From wasting prime real estate by paving it over for parking to funding expensive road-widening projects, some communities are realizing that taking a step back from the car culture is good for business. But much like parts of Appalachia won’t give up on their abusive relationships with Big Coal, businesses that have suffered from their car dependency are often surprisingly reluctant to try a different approach.
Take Wareham. A project called Streetscape is progressing on Main Street, hoping to make the business district easier and safer for people to get around on foot:
Finance Committee member Dominic Cammarano said something had to be done to resuscitate downtown, “which was dying even before Wareham Crossing Mall was built.” He said Streetscape provides “a badly needed makeover.”
Most businesses seem generally happy at the upgrades and some are understandably concerned about construction-related delays and inconveniences. But this business owner takes a special prize for blaming the treatment for the original illness:
She squarely blames the road project. While the end result is beautiful, she said, “people got out of the habit of coming here and driving down Main Street. Many customers were so bummed that they stopped coming because they could never find a parking place.”
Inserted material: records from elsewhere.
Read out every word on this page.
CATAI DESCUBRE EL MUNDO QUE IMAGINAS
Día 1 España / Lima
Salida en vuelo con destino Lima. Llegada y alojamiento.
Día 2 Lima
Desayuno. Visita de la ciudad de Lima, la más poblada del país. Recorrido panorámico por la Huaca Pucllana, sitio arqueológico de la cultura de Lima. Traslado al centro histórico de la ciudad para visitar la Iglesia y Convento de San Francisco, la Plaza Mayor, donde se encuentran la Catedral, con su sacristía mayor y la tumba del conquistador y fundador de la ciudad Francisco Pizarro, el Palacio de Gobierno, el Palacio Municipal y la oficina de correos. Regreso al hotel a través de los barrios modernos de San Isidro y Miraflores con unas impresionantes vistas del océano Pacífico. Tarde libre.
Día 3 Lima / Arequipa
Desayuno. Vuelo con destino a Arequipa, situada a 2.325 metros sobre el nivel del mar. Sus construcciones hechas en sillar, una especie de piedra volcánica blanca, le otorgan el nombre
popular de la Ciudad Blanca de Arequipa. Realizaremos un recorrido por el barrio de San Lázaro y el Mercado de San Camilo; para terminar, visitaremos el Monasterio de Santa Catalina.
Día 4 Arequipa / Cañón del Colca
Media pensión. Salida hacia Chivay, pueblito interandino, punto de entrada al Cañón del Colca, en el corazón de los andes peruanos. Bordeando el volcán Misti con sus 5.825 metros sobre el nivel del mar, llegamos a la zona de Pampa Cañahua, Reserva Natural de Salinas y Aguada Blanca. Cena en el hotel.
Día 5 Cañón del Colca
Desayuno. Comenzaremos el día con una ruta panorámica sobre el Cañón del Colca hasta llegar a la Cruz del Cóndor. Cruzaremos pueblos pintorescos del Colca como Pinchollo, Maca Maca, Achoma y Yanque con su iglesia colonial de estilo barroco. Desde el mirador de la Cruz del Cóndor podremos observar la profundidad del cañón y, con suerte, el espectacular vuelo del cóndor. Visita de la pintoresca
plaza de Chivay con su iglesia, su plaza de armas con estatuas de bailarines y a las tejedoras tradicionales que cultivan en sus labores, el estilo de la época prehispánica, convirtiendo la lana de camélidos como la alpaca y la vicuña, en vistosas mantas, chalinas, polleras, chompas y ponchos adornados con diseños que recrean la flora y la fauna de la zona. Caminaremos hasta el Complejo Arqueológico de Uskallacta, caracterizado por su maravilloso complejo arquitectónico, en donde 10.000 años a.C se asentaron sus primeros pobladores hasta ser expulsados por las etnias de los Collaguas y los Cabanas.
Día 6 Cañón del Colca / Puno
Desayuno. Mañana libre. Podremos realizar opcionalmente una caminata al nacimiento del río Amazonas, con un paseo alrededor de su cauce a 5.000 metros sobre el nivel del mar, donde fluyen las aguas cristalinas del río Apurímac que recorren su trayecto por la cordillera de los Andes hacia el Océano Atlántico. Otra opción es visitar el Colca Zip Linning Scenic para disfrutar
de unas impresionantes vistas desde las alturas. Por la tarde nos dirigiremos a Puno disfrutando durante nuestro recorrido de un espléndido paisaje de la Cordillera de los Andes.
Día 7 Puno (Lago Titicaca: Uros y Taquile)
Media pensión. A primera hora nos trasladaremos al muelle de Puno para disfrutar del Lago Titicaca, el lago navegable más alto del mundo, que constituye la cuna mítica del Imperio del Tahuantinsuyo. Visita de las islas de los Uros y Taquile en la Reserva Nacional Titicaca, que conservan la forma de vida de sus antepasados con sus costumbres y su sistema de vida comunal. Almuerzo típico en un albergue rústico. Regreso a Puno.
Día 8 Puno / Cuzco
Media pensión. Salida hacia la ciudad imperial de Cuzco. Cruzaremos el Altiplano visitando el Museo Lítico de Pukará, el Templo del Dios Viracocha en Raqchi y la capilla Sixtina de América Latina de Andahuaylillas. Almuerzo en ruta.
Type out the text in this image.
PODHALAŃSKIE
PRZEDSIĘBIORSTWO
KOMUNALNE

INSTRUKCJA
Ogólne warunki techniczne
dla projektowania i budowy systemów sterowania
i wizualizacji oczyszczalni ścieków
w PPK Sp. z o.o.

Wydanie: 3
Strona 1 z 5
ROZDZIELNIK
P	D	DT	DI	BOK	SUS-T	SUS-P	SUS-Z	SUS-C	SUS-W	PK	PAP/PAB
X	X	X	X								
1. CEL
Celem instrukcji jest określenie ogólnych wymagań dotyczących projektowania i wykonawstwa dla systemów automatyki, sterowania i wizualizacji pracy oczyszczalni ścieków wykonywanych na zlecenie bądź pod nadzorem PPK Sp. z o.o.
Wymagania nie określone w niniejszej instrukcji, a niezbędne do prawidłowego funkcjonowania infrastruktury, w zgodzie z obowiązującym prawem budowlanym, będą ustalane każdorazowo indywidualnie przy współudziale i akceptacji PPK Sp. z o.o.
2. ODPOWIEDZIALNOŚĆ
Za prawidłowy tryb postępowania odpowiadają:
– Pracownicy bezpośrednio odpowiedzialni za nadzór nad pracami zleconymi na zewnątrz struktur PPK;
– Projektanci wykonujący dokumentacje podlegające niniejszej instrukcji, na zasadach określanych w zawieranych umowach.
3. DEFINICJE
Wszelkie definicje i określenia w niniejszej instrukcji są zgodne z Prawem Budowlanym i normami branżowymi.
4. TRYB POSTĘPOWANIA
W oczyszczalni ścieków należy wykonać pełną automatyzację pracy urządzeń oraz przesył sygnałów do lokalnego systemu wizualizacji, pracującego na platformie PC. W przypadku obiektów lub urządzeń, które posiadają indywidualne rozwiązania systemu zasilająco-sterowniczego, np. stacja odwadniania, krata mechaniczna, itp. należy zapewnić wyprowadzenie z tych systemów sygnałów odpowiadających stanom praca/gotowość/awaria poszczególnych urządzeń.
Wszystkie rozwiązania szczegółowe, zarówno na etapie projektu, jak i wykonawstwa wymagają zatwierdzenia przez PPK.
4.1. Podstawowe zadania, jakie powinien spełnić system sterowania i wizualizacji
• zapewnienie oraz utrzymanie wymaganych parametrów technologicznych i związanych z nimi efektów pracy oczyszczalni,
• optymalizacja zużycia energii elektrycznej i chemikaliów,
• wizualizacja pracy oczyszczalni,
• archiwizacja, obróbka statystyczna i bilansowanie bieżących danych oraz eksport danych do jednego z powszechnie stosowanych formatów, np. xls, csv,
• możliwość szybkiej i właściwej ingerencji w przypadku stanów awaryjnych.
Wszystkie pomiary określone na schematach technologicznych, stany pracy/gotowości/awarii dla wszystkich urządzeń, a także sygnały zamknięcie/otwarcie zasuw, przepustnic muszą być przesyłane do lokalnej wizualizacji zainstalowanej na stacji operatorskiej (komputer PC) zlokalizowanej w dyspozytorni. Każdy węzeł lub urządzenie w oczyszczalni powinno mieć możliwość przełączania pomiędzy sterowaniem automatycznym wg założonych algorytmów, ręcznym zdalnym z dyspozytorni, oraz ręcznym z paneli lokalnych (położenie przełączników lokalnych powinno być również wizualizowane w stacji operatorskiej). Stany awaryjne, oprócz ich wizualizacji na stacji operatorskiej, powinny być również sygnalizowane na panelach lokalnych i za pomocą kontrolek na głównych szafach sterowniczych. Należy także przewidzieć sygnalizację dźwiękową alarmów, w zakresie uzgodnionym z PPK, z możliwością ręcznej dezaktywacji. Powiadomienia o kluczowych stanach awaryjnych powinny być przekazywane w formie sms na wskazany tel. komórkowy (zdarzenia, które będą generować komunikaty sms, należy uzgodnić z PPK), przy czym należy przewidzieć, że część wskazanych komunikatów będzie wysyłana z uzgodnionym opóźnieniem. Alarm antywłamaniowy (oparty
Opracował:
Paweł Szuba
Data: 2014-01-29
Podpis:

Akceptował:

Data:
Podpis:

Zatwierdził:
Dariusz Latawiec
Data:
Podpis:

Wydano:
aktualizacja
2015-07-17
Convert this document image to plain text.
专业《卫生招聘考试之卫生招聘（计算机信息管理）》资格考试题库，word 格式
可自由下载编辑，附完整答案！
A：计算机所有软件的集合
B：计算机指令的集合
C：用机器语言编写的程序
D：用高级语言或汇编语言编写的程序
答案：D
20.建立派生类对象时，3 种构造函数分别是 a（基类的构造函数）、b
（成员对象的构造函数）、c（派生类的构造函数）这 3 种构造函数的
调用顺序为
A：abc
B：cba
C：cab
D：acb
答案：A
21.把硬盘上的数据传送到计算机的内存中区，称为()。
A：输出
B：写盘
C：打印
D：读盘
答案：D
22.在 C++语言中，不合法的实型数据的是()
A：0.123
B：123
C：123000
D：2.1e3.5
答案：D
Maybe shoppers aren’t returning in droves quite yet, but other people are. Irving, who has been downtown 24 years, said, “Ever since the ’70s and late ’80s the number of businesses has declined, as has the clientele.”
Clearly, the safety improvements that started in April are to blame for the declines in business that started four decades ago.
Look, I understand people are upset when something they used to get for free and in overabundance is now less plentiful. But different doesn’t have to mean worse – and it could even be much better. Maybe folks should give this whole “making people feel like it’s not life-threateningly dangerous to window shop” thing a chance.